Les jetées Est et Ouest de l’éperon et son "nez" sont en cours d’élévation. La densité de ferraillage varie selon l’exposition des zones. © EJH

 

 

Le respect des géométries

Pour l’harmonie de l’ensemble, la hauteur de l’éperon en béton devait être conservée ; cependant il a dû être légèrement allongé pour pouvoir résister à des contraintes climatiques qui ne manqueront pas de s’amplifier dans les décennies à venir : montée des eaux, tempêtes plus violentes et fréquentes, courants modifiés, etc.

Le havre, lui, voit reproduits fidèlement ses dimensions, l’inclinaison de ses jetées, différente sur les faces intérieure et extérieure, et ses escaliers. Ce parti pris a conduit à créer des voiles de béton parfois assez fins. Il fallait donc relier les éléments en sous-face pour, là encore, leur permettre de faire face aux effets destructeurs de la houle. De fait, des "nervures" ont été créées avec des caissons.

 

Un béton autoplaçant a été retenu pour être injecté par le bas dans les caissons (éléments de coffrage blancs) qu’on voit ici stockés en attendant leur mise en place sur les armatures. © EJH

 

 

Adapter les techniques aux contraintes

Pour assurer la résistance des éléments, les ratios d’armature sont très denses, autour de 400 kg/m3.

Pour les voiles, la formulation du béton a été étudiée afin de garantir une répartition homogène jusqu’au pied et sur toute la hauteur du futur mur.

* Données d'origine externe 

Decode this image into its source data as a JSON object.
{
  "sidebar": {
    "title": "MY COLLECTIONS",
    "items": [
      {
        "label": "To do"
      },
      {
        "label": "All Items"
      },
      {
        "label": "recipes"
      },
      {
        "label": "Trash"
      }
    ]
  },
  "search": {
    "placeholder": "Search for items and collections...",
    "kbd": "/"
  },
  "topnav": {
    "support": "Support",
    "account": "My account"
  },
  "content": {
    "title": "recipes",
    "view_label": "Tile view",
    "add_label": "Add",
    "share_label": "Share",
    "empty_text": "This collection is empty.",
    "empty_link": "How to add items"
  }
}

Le béton est injecté dans des goulottes verticales percées régulièrement, qui guident l’écoulement.

 

La densité du ferraillage varie selon l’exposition des zones. © EJH

 

 

Presque plus d’acier que de béton dans certaines zones ! © EJH

 

 

Le matriçage, un travail de précision

Pour assurer la parfaite continuité de l’aspect visuel entre le soubassement du fort et les ouvrages de protection, le matriçage des façades a nécessité plus de six mois de travail avant d’arriver à créer un "parement granit" satisfaisant.

Les prises d’empreinte de pierres ont été réalisées à différents endroits de la risberme avec des éléments de polyuréthane, qui ont été retravaillés à partir des archives. Un calepinage très précis a permis de réaliser des moules maîtres qui, appliqués sur le béton, reproduisent les lits de pierre horizontaux de la maçonnerie avec ses marques d’usure et ses joints profonds de 15 mm et épais de 10 mm.

La teinte du béton a aussi été travaillée à partir de différents essais de formulation du ciment, afin d’approcher au plus près la couleur de la pierre.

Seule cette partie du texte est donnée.